Ambachtsheer, director of ICPN and a previous winner of IPE’s Outstanding Industry Contribution award, also stressed the importance of strong governance and highlighted the importance of competitive compensation packages for internal investment teams.

“You need scale to be successful in this business,” he said. “You need large-scale pension delivery organisations. We need compensation schemes inside those organisations that allow those organisations to be competitive on the people-side.”

He argued that, even if an internal investment team each demanded a hypothetical salary of $1m, if this brought down overall external asset management costs, it was worth considering.

He also argued that pension funds unable to manage their own assets were at a “huge disadvantage”, as it was only once an internal capability was demonstrated that outside asset managers would respect schemes.

Responding to Ambachtsheer’s lecture, Mark Fawcett, chief investment officer at NEST, agreed with many of the points raised, saying it was in his scheme’s DNA to be a long-term investor.

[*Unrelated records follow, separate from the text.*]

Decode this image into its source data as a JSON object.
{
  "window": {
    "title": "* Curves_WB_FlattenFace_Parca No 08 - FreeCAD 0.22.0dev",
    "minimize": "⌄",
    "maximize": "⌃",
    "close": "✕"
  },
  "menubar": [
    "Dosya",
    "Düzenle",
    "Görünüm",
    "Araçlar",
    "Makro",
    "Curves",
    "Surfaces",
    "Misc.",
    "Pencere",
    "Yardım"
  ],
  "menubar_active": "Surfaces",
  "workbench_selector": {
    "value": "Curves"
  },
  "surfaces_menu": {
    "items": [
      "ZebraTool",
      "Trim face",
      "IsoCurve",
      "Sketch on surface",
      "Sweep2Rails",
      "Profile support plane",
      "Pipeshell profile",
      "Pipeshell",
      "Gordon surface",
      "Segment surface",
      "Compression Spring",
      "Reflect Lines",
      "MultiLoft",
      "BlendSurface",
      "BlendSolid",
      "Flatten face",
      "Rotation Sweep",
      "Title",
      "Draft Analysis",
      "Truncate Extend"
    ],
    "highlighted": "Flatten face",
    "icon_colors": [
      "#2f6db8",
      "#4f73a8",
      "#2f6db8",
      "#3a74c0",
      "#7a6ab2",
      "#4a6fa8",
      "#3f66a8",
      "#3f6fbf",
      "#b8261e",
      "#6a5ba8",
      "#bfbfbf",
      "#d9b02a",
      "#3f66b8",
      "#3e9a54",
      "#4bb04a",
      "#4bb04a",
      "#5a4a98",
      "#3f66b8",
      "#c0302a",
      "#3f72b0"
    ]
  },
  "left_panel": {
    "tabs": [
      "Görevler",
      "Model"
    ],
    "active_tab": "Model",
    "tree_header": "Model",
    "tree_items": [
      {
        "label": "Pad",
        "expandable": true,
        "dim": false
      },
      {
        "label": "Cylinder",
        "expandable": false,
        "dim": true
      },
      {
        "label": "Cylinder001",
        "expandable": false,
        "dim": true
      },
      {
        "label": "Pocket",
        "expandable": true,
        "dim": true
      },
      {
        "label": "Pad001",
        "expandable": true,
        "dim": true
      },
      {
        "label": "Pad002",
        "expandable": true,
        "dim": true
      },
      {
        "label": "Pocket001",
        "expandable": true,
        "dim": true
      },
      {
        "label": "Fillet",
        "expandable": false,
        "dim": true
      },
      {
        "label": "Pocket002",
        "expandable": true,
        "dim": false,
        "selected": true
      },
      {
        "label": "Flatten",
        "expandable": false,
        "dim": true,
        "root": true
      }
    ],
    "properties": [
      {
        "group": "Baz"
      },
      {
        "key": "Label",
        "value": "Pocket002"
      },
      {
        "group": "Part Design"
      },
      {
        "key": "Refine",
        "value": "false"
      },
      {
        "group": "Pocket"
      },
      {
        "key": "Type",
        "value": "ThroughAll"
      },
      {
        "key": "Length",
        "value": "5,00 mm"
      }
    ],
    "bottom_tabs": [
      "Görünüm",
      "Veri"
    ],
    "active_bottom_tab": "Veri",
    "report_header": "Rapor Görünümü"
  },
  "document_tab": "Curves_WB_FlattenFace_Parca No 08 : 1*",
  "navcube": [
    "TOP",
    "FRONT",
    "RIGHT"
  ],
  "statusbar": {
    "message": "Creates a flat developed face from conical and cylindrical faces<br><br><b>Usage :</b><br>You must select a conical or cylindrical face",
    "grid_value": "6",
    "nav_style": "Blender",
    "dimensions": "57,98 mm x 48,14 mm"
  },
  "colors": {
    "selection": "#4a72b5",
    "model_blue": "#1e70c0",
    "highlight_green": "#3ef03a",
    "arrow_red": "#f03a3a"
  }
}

He also said that much could be learned from the investment approach taken by Canadian pension funds and cited Ontario Municipal Employees Retirement System’s joint ownership of the Channel Tunnel rail link with Ontario Teachers’ Pension Plan.

“As a result of having it in-house, they benefit fully from the growth of those investments,” he said, adding that this allowed them to “capture all that value in-house”.

Challenged by Bill Galvin, chief executive of the UK Pensions Regulator, on the question of whether the creation of these large-scale vehicles did not risk creating a small number of larger schemes that would then lead to systemic risk, Ambachtsheer countered that this could be avoided by having a clear set of rules to ensure each pension organisation delivered on its promises.

“Another thing to keep in mind: If you play this strictly inside your own country, you are missing a huge competitive advantage,” he said.

“You should be benchmarking yourself against the best in the world. The best in the world are organisations that seem to be in the order of magnitude of $100bn (€74bn) and 250,000 to 300,000 members.”

Ambachtsheer praised the Dutch for the ongoing “major debate” on how to reassemble its pensions system and guarantee its long-term sustainability in the wake of the country’s new Pension Agreement.

He said the Dutch were looking to implement a long-horizon investment programme, as well as investing so that payment certainty was allowed.